De Raad BIG heeft in mei 1996 geadviseerd over het toenmalige concept-besluit opleidingseisen apotheker. De aanbeveling van de Raad om de opleidingsduur uit artikel 2, derde lid, van de richtlijn, expliciet in het besluit op te nemen, is niet overgenomen. Deze eis is immers al ondergebracht in de WHW. Herhaling van de Europeesrechtelijke eisen in het onderhavig besluit heeft geen toegevoegde waarde en is dus overbodig. Verder heeft de Raad BIG laten weten dat in het toenmalig concept-besluit abusievelijk niets was opgenomen over medische hulpmiddelen. Deze omissie is in het onderhavige besluit recht gezet door artikel 4 op dit punt uit te breiden (artikel 4, onder a, sub 6, en onder b, sub 2). Voorts zijn de meeste aanbevelingen van de Raad BIG met betrekking tot de inhoud van de opleiding overgenomen.

II Artikelsgewijs

Artikel 2

Om een adequaat niveau van functioneren van een beginnend beroepsbeoefenaar te kunnen garanderen, is het noodzakelijk dat toetsing van de kennis en vaardigheden door middel van een examen plaatsvindt. De onderdelen waarop toetsing plaatsvindt, worden in dit besluit evenwel niet voorgeschreven. Een opleidingsinstelling kan zelf bepalen hoe het examen wordt ingevuld. Ook de vorm van het examen wordt niet voorgeschreven. Een examen kan dus een eenmalige toetsing aan het einde van de opleiding zijn, maar kan ook bestaan uit meerdere toetsmomenten gedurende de opleiding al dan niet gecombineerd met een afsluitende toets.

Artikel 3

Het eerste lid van dit artikel is overgenomen van artikel 2, derde lid, van de richtlijn. De totale studieduur van de opleiding is vastgelegd in artikel 7.4, derde lid, van de WHW. Hierin wordt bepaald dat de studielast van een opleiding voor het beroep van apotheker 252 studiepunten bedraagt.
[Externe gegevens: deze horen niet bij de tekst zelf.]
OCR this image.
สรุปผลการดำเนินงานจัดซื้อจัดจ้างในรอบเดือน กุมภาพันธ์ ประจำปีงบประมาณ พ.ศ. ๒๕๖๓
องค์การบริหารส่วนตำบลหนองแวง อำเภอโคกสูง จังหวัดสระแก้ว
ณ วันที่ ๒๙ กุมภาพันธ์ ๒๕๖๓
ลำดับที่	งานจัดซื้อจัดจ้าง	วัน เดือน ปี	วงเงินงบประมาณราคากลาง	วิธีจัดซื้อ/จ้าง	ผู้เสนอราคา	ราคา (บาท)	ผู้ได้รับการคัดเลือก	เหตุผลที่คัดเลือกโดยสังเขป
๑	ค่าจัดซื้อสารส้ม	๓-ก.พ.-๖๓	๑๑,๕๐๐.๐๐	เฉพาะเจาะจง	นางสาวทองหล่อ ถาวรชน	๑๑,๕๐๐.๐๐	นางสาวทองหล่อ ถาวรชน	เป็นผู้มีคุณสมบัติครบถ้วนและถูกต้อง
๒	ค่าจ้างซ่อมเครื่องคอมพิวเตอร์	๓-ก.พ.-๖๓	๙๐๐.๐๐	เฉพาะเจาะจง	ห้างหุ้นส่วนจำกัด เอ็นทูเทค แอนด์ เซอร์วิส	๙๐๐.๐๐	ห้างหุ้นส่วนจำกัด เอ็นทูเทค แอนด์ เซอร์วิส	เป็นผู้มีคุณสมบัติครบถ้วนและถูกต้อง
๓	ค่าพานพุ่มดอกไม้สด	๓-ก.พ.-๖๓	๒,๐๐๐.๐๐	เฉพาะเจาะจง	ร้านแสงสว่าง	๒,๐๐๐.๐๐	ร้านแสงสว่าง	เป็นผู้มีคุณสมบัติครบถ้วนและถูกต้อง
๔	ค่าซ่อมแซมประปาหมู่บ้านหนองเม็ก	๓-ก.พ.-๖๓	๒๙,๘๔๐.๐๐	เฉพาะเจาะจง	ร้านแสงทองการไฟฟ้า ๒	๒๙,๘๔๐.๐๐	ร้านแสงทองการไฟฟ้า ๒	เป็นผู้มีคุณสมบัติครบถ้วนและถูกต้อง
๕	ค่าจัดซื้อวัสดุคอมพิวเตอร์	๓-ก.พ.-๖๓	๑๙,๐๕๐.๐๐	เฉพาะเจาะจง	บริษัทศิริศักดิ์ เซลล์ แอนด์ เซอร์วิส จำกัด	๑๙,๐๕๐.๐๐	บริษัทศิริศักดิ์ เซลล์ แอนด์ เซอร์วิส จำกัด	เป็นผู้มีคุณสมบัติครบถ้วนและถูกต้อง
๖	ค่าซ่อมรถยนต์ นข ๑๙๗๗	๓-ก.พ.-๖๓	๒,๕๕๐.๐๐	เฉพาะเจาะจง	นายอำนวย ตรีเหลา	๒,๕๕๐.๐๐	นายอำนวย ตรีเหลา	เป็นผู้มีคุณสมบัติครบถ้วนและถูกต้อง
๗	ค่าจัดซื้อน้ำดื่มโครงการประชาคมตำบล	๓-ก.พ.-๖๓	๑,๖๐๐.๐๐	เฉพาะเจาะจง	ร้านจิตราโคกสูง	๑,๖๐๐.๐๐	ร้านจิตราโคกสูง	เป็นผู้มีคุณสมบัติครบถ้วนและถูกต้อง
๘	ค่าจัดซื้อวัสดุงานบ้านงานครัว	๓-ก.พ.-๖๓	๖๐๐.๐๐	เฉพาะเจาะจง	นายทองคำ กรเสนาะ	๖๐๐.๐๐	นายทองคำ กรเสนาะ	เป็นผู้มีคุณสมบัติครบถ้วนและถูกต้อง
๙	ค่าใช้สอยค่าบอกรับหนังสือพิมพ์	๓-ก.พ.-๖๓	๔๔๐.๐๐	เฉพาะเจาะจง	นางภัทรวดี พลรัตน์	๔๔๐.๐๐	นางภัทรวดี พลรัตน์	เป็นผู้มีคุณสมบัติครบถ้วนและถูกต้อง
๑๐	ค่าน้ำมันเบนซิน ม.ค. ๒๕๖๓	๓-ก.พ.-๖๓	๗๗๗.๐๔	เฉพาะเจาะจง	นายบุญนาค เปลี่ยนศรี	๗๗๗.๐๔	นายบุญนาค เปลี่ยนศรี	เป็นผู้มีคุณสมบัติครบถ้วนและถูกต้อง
De in het tweede lid genoemde vakken, met uitzondering van het vak informatisering, zijn die welke worden genoemd in artikel 2, vijfde lid, van de richtlijn.

Artikel 4

Artikel 4, onder a, sub 1 tot en met 5, alsmede sub 7 en 8, zijn overgenomen van de artikelen 1, tweede lid, en 2, eerste lid, van de richtlijn, waarin de eindtermen worden geregeld.

De eis om vaardigheid te verwerven in het verschaffen van voorlichting en advies omtrent het gebruik van geneesmiddelen is overgenomen van artikel 1, tweede lid, van de richtlijn. De eis om kennis en vaardigheden te verwerven in de bereiding van geneesmiddelen is overgenomen van artikel 1, tweede lid, en artikel 2, eerste lid, van de richtlijn. De overige eisen in artikel 4, onder b, zijn nieuw vergeleken met de richtlijn. Het betreft het verwerven van voldoende vaardigheid in de praktijkvoering en eisen ten aanzien van de communicatieve vaardigheden en voorts het geven van voorlichting en advies omtrent het gebruik van medische hulpmiddelen.

De Minister van Volksgezondheid, Welzijn en Sport,

E. Borst-Eilers


XHistnoot

Het advies van de Raad van State is openbaar gemaakt door terinzagelegging bij het Ministerie van Volksgezondheid, Welzijn en Sport.

Tevens zal het advies met de daarbij ter inzage gelegde stukken worden opgenomen in het bijvoegsel bij de Staatscourant van 11 november 1997 nr. 217.